Un jour de nuit tombée se situe dans la même univers que Le Prieuré de l'Oranger, quoique cinq siècles auparavant.
Magnifique ouvrage doté d'un jaquette de toute beauté et d'un jaspage bleuté, il ne compte pas moins de 1150 pages, ce qui représente une sacrée somme de rebondissements. Néanmoins, son principal défaut est la longueur de la mise en œuvre de l'action. En effet, il vous faudra vous armer de patience pour surmonter les quelques 350 pages qui installent les protagonistes des quatre directions cardinales. Une fois cette épreuve surmontée, vous pourrez alors savourer les conséquences d'un évènement effroyable qui se produit et tourmente tous les continents du monde connu. L'intensité dramatique va alors aller crescendo jusqu'à un final éblouissant qui se conclut par un long épilogue absolument savoureux. La longue attente verra alors une belle conclusion récompenser tant de patience invoquée.

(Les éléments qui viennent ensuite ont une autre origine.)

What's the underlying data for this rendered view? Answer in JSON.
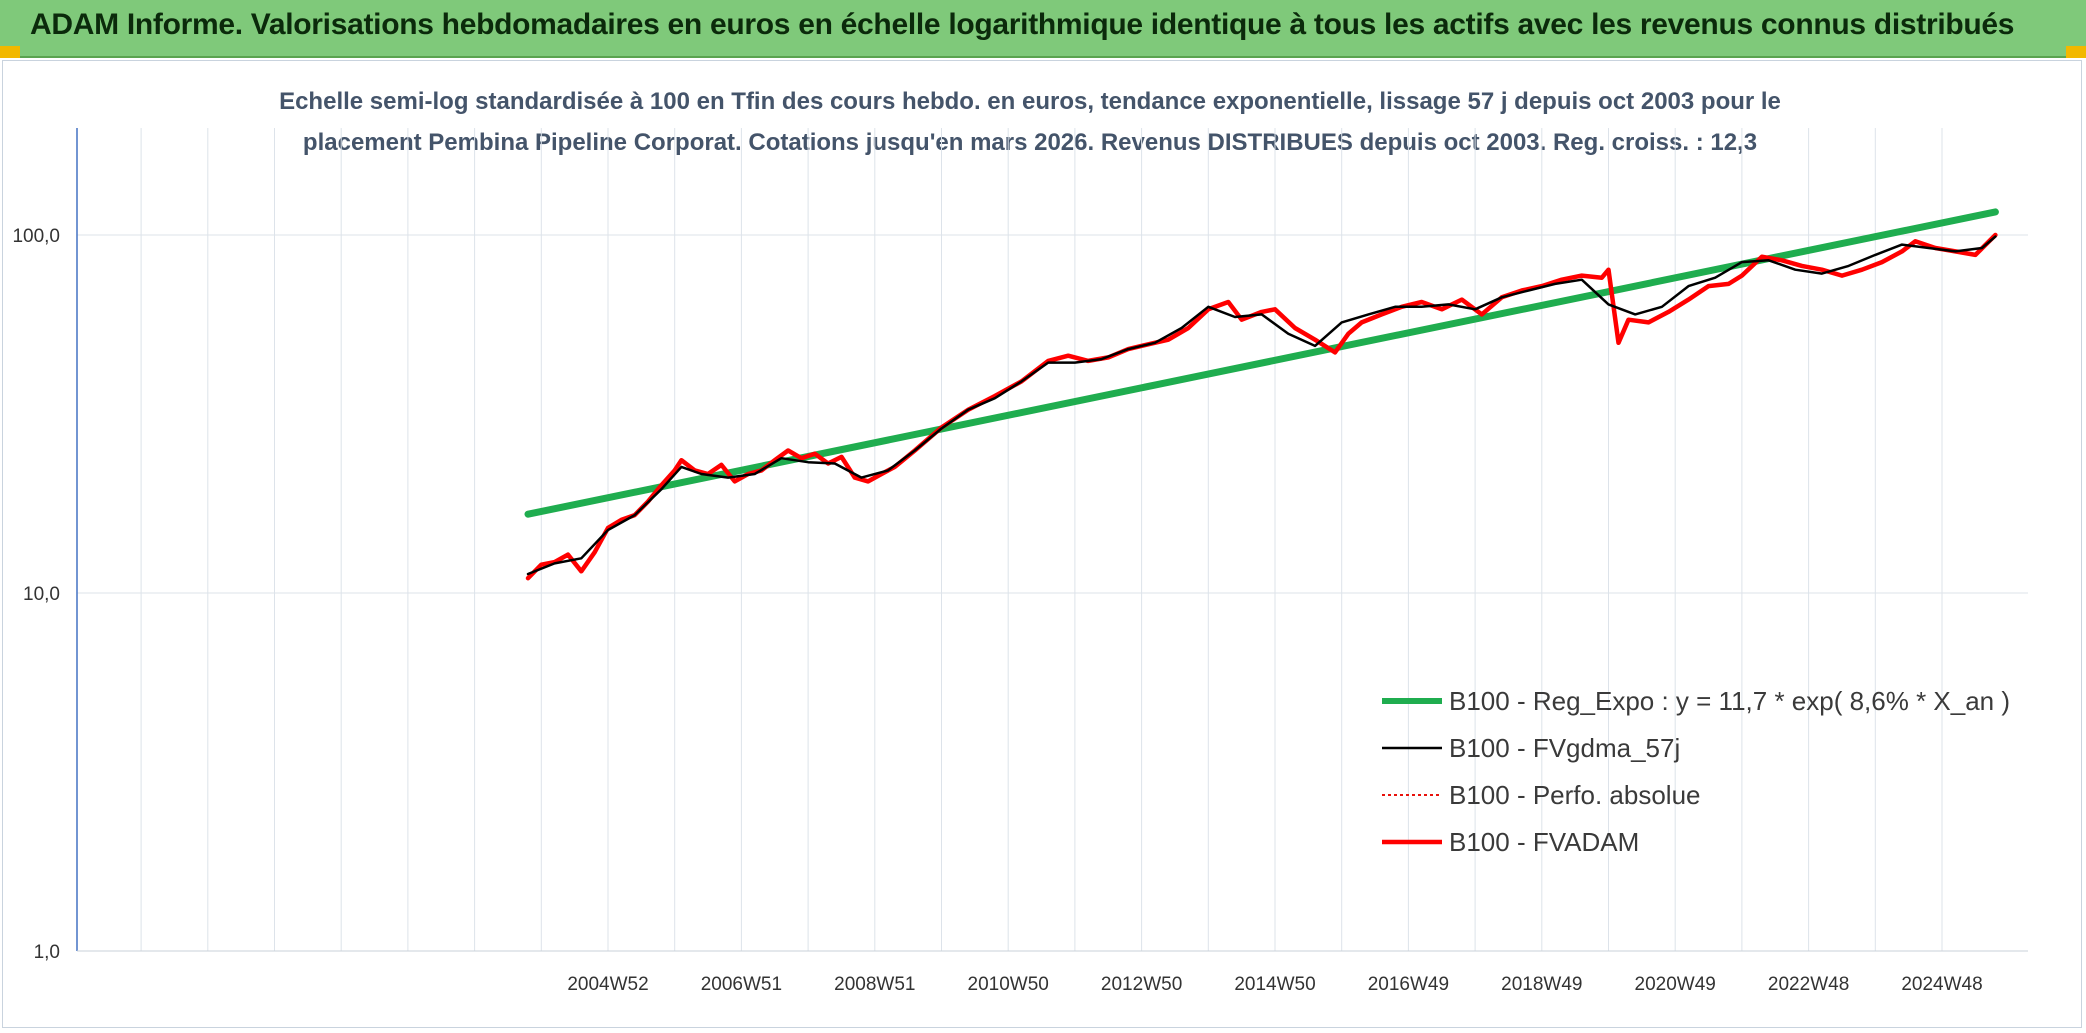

A l'instar du précédent ouvrage de Samantha Shannon, le monde se voit illustré par plusieurs cartes qui permettent de se retrouver dans ce monde varié. L'Inys, l'Yscalin, le Metendon, le Lasia, les Ersyr, mais aussi la Seiiki et les royaumes orientaux sont autant de territoires que les héroïnes (oui, il s'agit principalement de femmes) vont arpenter durant le Chagrin des Siècles qui va s'abattre sur le monde. Chacun des chapitres s'intitule Est, Ouest, Nord ou Sud selon les héroïnes mises en scène. En effet, la place des femmes est prépondérante au sein de ce monde, qu'elles soient reine d'Inys, Prieure du Lasia, impératrice de Seiiki. Les amours saphiques, davantage que dans l'opus précédent, y abondent mais leur narration est tellement subtile que tout paraît naturel. Le seul bémol que j'exprimerai est la présence d'un personnage "iel", qui surgit sans explication aucune, et dont l'appellation m'est apparue totalement anachronique. Qu'un monde médiéval (quoique fantastique) accueille des amours saphiques, quoi de plus normal, écho d'une réalité passée démontrée à maintes reprises. En revanche, qu'il soit introduit sans subtilité cette notion de "iel", purement contemporaine, m'apparaît incongru et désagréablement opportuniste. Fort heureusement, le personnage est loin d'être central et n'a une utilité qu'accessoire.
La plume de l'autrice, nonobstant une mise en place bien trop longue, se révèle toujours aussi habile et l'émotion surgit régulièrement dans ses pages enchanteresses, jusqu'à ce final éblouissant qui, à l'instar d'une comète traversant le ciel, apporte sa magie sur le monde.